Hidden In Plain Sight
So I was faffing around on Twitter today while editing my current novel, and I saw an intriguing tweet. Rob Mallows, who runs a website devoted to Len Deighton, posted a link to a new website devoted in its entirely to Desmond Bagley’s 1970 Iceland-set thriller Running Blind and the TV series adapted from it.

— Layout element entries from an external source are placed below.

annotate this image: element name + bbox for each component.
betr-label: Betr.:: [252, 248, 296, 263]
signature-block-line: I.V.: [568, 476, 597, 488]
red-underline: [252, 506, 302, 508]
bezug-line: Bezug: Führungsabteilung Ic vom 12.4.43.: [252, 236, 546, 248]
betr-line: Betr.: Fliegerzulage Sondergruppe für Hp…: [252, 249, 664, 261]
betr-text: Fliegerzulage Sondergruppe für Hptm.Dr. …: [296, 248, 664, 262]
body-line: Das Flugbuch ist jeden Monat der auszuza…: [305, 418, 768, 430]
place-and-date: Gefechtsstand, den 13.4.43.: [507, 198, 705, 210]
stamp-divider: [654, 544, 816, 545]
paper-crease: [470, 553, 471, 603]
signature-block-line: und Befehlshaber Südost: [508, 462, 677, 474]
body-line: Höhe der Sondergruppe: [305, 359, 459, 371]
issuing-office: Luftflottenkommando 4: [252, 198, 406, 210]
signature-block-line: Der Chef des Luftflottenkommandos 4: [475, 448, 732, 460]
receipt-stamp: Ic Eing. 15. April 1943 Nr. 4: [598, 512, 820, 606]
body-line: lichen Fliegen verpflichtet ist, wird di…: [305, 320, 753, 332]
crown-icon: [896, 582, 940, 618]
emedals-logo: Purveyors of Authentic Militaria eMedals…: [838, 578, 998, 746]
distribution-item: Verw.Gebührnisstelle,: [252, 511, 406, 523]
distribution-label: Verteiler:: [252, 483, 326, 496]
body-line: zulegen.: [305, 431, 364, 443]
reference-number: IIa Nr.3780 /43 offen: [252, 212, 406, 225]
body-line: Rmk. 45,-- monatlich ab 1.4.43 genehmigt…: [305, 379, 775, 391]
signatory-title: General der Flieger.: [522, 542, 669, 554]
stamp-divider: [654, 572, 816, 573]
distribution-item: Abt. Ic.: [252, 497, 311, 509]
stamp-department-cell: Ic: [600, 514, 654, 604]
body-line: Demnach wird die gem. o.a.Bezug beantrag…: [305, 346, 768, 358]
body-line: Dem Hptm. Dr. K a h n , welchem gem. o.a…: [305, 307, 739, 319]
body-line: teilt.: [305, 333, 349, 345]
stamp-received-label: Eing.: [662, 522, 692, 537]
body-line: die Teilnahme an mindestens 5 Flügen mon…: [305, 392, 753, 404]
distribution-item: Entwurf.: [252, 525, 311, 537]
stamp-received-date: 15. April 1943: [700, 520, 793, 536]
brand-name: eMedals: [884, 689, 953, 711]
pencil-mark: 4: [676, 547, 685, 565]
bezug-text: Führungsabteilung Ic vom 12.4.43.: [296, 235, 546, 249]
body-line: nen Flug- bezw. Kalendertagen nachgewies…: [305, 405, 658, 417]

Well, that is pretty niche! But though I’ve only seen a few clips of the TV series on Youtube, I think Running Blind is a superb novel and Bagley is one of the finest (and most consistent) thriller-writers of the Cold War. So I had a look at the site. It is very well put together and well-researched. It also had a line in it that made me stop short, about an unpublished novel by Bagley set in Antarctica. I followed the link to the Howard Gotlieb Archival Center in Boston and to my amazement saw they have in their possession a dozen unpublished novels by Bagley.
Let me just say that again: they have a dozen unpublished novels by Desmond Bagley.

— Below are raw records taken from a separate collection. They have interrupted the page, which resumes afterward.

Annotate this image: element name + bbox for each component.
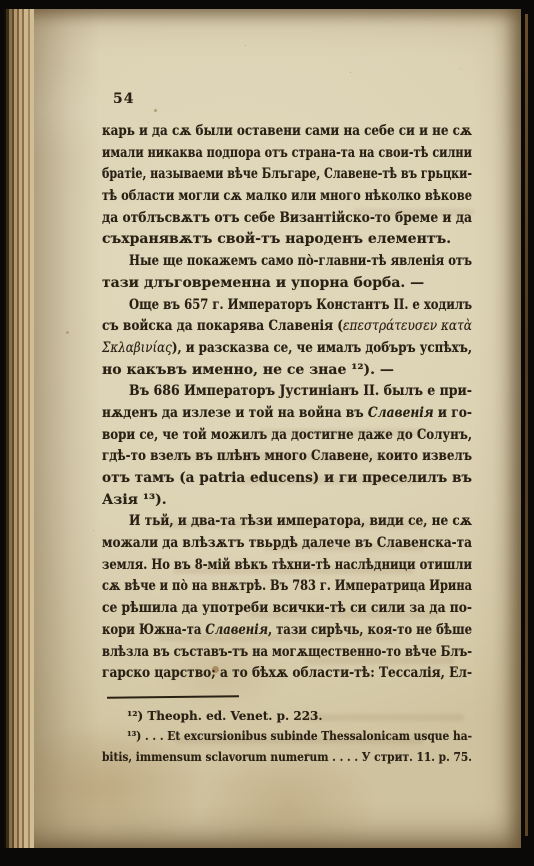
text-segment: съхранявѫтъ свой-тъ народенъ елементъ. [102, 231, 451, 247]
text-line: тѣ области могли сѫ малко или много нѣко… [102, 186, 404, 208]
text-segment: сѫ вѣче и по̀ на внѫтрѣ. Въ 783 г. Импер… [102, 578, 472, 594]
text-segment: кори Южна-та [102, 622, 205, 638]
page-number: 54 [113, 91, 134, 107]
text-line: карь и да сѫ были оставени сами на себе … [102, 121, 418, 143]
text-line: кори Южна-та Славенія, тази сирѣчь, коя-… [102, 620, 410, 642]
text-segment: земля. Но въ 8-мій вѣкъ тѣхни-тѣ наслѣдн… [102, 557, 472, 573]
text-line: Още въ 657 г. Императоръ Константъ II. е… [129, 295, 414, 317]
text-segment: , тази сирѣчь, коя-то не бѣше [268, 622, 472, 638]
paragraph-4: Въ 686 Императоръ Јустиніанъ II. былъ е … [102, 381, 472, 511]
italic-text: Славенія [368, 405, 434, 421]
text-segment: отъ тамъ (a patria educens) и ги пресели… [102, 470, 472, 486]
greek-text: Σκλαβινίας [102, 340, 172, 356]
text-line: И тьй, и два-та тѣзи императора, види се… [129, 511, 426, 533]
text-line: гдѣ-то взелъ въ плѣнъ много Славене, кои… [102, 446, 417, 468]
text-segment: ¹²) Theoph. ed. Venet. p. 223. [127, 709, 323, 723]
text-segment: Азія ¹³). [102, 492, 167, 508]
text-line: вори се, че той можилъ да достигне даже … [102, 425, 415, 447]
text-line: съ войска да покарява Славенія (επεστράτ… [102, 316, 423, 338]
text-segment: И тьй, и два-та тѣзи императора, види се… [129, 513, 472, 529]
text-segment: тази длъговременна и упорна борба. — [102, 275, 424, 291]
text-segment: можали да влѣзѫтъ твьрдѣ далече въ Славе… [102, 535, 472, 551]
text-line: тази длъговременна и упорна борба. — [102, 273, 472, 295]
text-segment: Ные ще покажемъ само по̀-главни-тѣ явлен… [129, 253, 472, 269]
text-line: отъ тамъ (a patria educens) и ги пресели… [102, 468, 463, 490]
text-segment: съ войска да покарява Славенія ( [102, 318, 343, 334]
text-segment: братіе, называеми вѣче Блъгаре, Славене-… [102, 166, 472, 182]
text-line: Ные ще покажемъ само по̀-главни-тѣ явлен… [129, 251, 413, 273]
text-line: се рѣшила да употреби всички-тѣ си сили … [102, 598, 426, 620]
text-line: нѫденъ да излезе и той на война въ Славе… [102, 403, 425, 425]
text-segment: и го- [434, 405, 472, 421]
text-segment: тѣ области могли сѫ малко или много нѣко… [102, 188, 472, 204]
footnote-line: bitis, immensum sclavorum numerum . . . … [102, 747, 430, 767]
text-segment: имали никаква подпора отъ страна-та на с… [102, 145, 472, 161]
text-line: да отблъсвѫтъ отъ себе Византійско-то бр… [102, 208, 427, 230]
paragraph-2: Ные ще покажемъ само по̀-главни-тѣ явлен… [102, 251, 472, 294]
footnote-separator [107, 695, 239, 698]
greek-text: επεστράτευσεν κατὰ [343, 318, 472, 334]
text-line: гарско царство; а то бѣхѫ области-тѣ: Те… [102, 663, 423, 685]
book-scan: 54 карь и да сѫ были оставени сами на се… [0, 0, 534, 866]
body-text: карь и да сѫ были оставени сами на себе … [102, 121, 472, 685]
paper-specks [4, 9, 7, 12]
text-line: Въ 686 Императоръ Јустиніанъ II. былъ е … [129, 381, 436, 403]
text-line: влѣзла въ съставъ-тъ на могѫщественно-то… [102, 642, 405, 664]
text-line: земля. Но въ 8-мій вѣкъ тѣхни-тѣ наслѣдн… [102, 555, 406, 577]
text-line: можали да влѣзѫтъ твьрдѣ далече въ Славе… [102, 533, 422, 555]
text-segment: bitis, immensum sclavorum numerum . . . … [102, 750, 472, 764]
text-line: имали никаква подпора отъ страна-та на с… [102, 143, 399, 165]
text-segment: влѣзла въ съставъ-тъ на могѫщественно-то… [102, 644, 472, 660]
text-line: сѫ вѣче и по̀ на внѫтрѣ. Въ 783 г. Импер… [102, 576, 402, 598]
book-gutter-pages [4, 9, 34, 848]
text-segment: но какъвъ именно, не се знае ¹²). — [102, 362, 394, 378]
text-line: Σκλαβινίας), и разсказва се, че ималъ до… [102, 338, 416, 360]
text-segment: ¹³) . . . Et excursionibus subinde Thess… [127, 729, 472, 743]
text-segment: Въ 686 Императоръ Јустиніанъ II. былъ е … [129, 383, 472, 399]
text-column: 54 карь и да сѫ были оставени сами на се… [102, 9, 472, 848]
text-segment: нѫденъ да излезе и той на война въ [102, 405, 368, 421]
gutter-shadow [34, 9, 100, 848]
text-segment: карь и да сѫ были оставени сами на себе … [102, 123, 472, 139]
text-line: Азія ¹³). [102, 490, 472, 512]
text-segment: да отблъсвѫтъ отъ себе Византійско-то бр… [102, 210, 472, 226]
paragraph-1: карь и да сѫ были оставени сами на себе … [102, 121, 472, 251]
text-segment: гдѣ-то взелъ въ плѣнъ много Славене, кои… [102, 448, 472, 464]
text-segment: се рѣшила да употреби всички-тѣ си сили … [102, 600, 472, 616]
page-edge-line [525, 14, 528, 836]
book-page: 54 карь и да сѫ были оставени сами на се… [4, 9, 521, 848]
text-segment: гарско царство; а то бѣхѫ области-тѣ: Те… [102, 665, 472, 681]
footnote-line: ¹³) . . . Et excursionibus subinde Thess… [127, 726, 432, 746]
footnote-line: ¹²) Theoph. ed. Venet. p. 223. [127, 706, 472, 726]
text-segment: ), и разсказва се, че ималъ добъръ успѣх… [172, 340, 472, 356]
text-line: но какъвъ именно, не се знае ¹²). — [102, 360, 472, 382]
paragraph-3: Още въ 657 г. Императоръ Константъ II. е… [102, 295, 472, 382]
text-line: братіе, называеми вѣче Блъгаре, Славене-… [102, 164, 395, 186]
italic-text: Славенія [205, 622, 268, 638]
footnotes: ¹²) Theoph. ed. Venet. p. 223. ¹³) . . .… [102, 706, 472, 767]
paragraph-5: И тьй, и два-та тѣзи императора, види се… [102, 511, 472, 685]
text-line: съхранявѫтъ свой-тъ народенъ елементъ. [102, 229, 472, 251]
text-segment: вори се, че той можилъ да достигне даже … [102, 427, 472, 443]
text-segment: Още въ 657 г. Императоръ Константъ II. е… [129, 297, 472, 313]
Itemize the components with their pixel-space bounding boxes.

One is titled The Man From Hell’s Gate. Brilliant title.
More rooting around (and help from people on Twitter) reveals they also have in their possession:
- An unfinished novel by Eric Ambler, Gentleman From Abroad, which according to one biographer he abandoned ‘in an advanced state’;
- Three unmade screenplays by John Cassavetes, including a sequel to Gloria and a film he was going to do with Don Siegel;
- Drafts of James Bond scripts by Donald Westlake (I suspect, based on mentions elsewhere, for Tomorrow Never Dies);
- Unpublished material by Derek Raymond, including two completed novels.
And much more besides. Any of these are very exciting in their own right, and only seem to have been barely mentioned if at all in the literature about these writers. How extraordinary to think so much material sits like this unnoticed, until one day it’s placed in a catalogue online and finally there’s a way to sift through the haystack to find the needles. Unseen material by Eric Ambler. Bond scripts by the creator of Parker. Twelve whole Desmond Bagley novels. Some of this is likely to be unpublished because it wasn’t much good - but considering the writers in question, at least some of it might be brilliant (indeed, Cassavetes and Siegel were both very happy with the script they wanted to make). And all of it, I suspect, will be fascinating.
I am knee-deep in edits, but needless to say, I’m in touch with the Center and will investigate fully as soon as I can.